Camera Angle Extension (Tunnel)
In the Tunnel stage, the camera normally tracks straight ahead and slightly to each side. At the Diglett pop-up section, hard-panning C-Left or C-Right against the tunnel wall while a Diglett is mid-animation occasionally registers a “buried” or “emerging” angle that standard forward photography cannot replicate. Results are inconsistent but can yield Oak’s “Pose” bonus classification on an otherwise average subject.

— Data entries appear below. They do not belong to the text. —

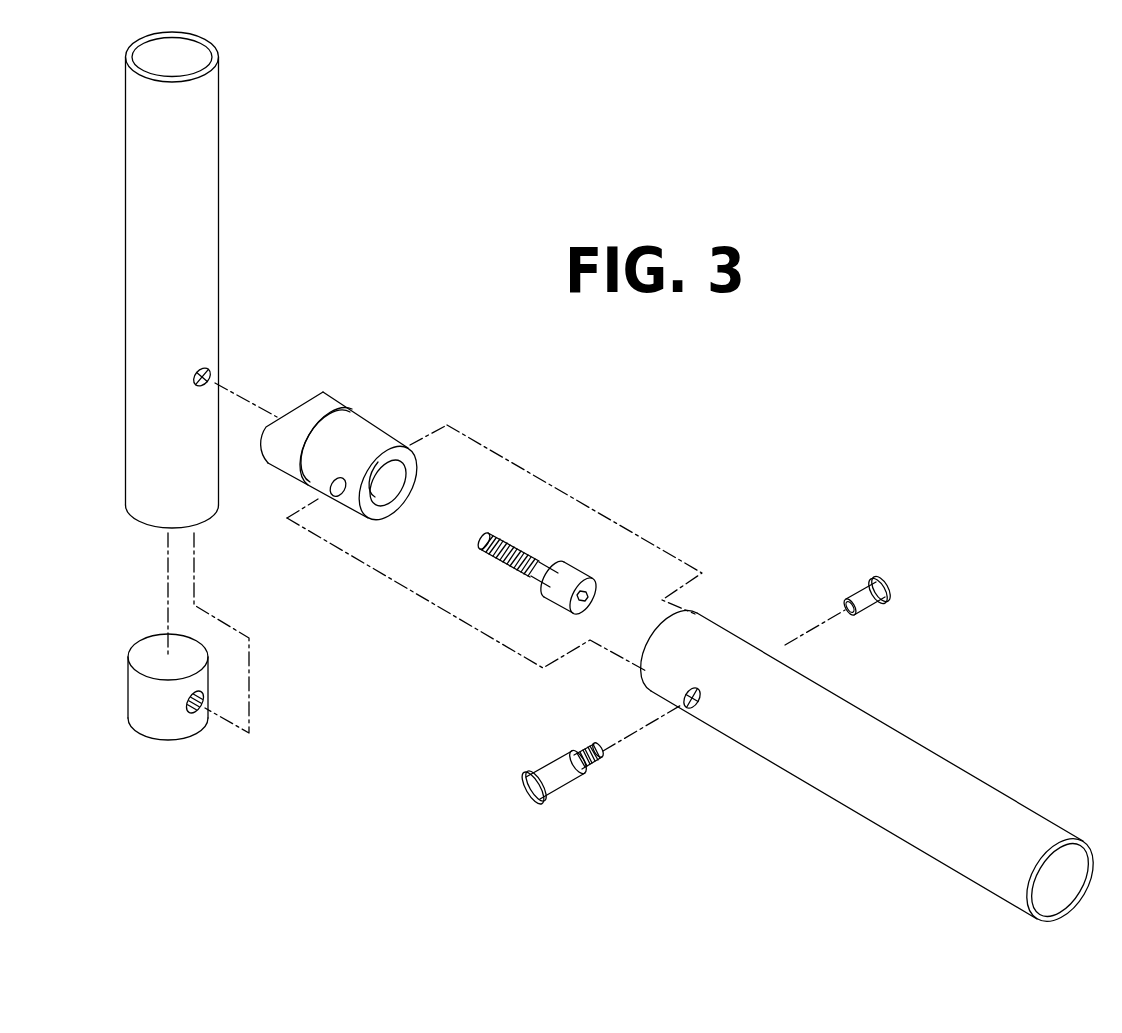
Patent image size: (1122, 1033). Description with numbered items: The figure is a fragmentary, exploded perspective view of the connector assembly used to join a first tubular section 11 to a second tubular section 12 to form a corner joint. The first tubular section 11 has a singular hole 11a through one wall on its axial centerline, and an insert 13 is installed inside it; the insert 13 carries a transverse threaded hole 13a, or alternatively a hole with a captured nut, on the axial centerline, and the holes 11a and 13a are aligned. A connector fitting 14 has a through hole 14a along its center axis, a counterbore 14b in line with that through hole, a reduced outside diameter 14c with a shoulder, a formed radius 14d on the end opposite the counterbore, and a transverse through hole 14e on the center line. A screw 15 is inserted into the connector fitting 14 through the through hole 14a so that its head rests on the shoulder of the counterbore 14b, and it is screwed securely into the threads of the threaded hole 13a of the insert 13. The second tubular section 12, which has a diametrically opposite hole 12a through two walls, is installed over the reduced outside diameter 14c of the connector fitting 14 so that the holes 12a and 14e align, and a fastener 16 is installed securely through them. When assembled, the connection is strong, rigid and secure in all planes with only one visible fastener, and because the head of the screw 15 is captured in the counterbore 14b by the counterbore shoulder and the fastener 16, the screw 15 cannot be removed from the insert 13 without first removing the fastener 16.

The first tubular section 11 is at (236, 280).
The singular hole 11a is at (208, 370).
The second tubular section 12 is at (874, 771).
The diametrically opposite hole 12a is at (688, 710).
The insert 13 is at (143, 713).
The transverse threaded hole 13a is at (200, 713).
The connector fitting 14 is at (446, 454).
The through hole 14a is at (497, 470).
The counterbore 14b is at (407, 472).
The reduced outside diameter 14c is at (450, 459).
The formed radius 14d is at (298, 405).
The transverse through hole 14e is at (333, 493).
The screw 15 is at (572, 582).
The fastener 16 is at (875, 570).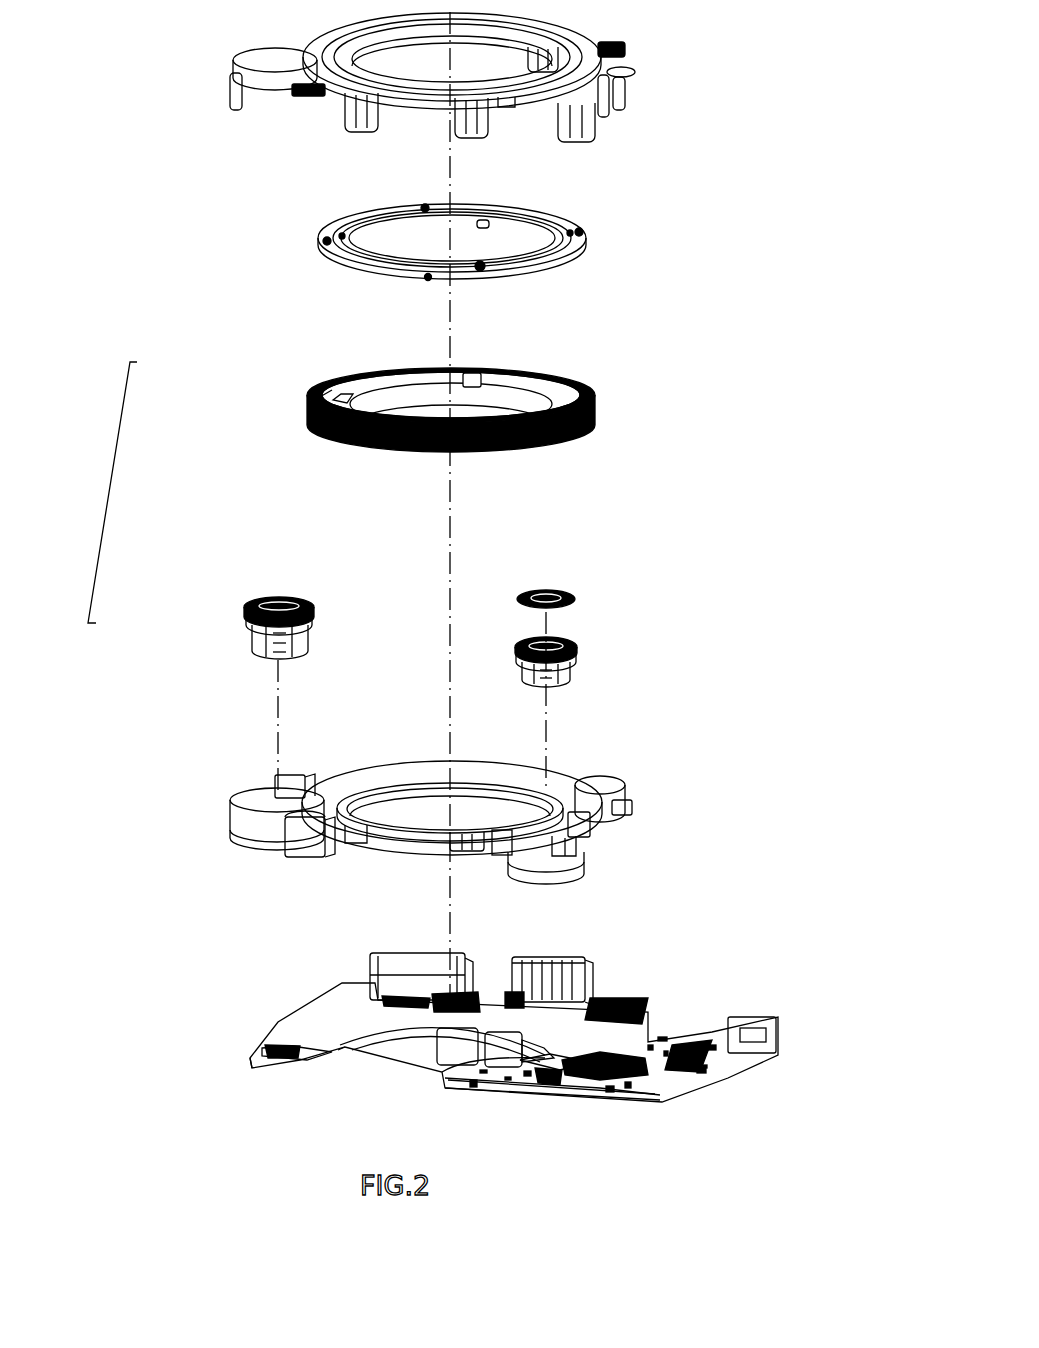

Pester Ball Bounce Redirect
Pester Balls travel in an arc and bounce once off surfaces before disappearing. In the Volcano stage, bouncing a Pester Ball off the central rock pillar can redirect it into Pokemon positioned behind cover that cannot be hit with a direct throw. This is the primary technique for reaching Electrode on the ledge needed to trigger the Articuno event.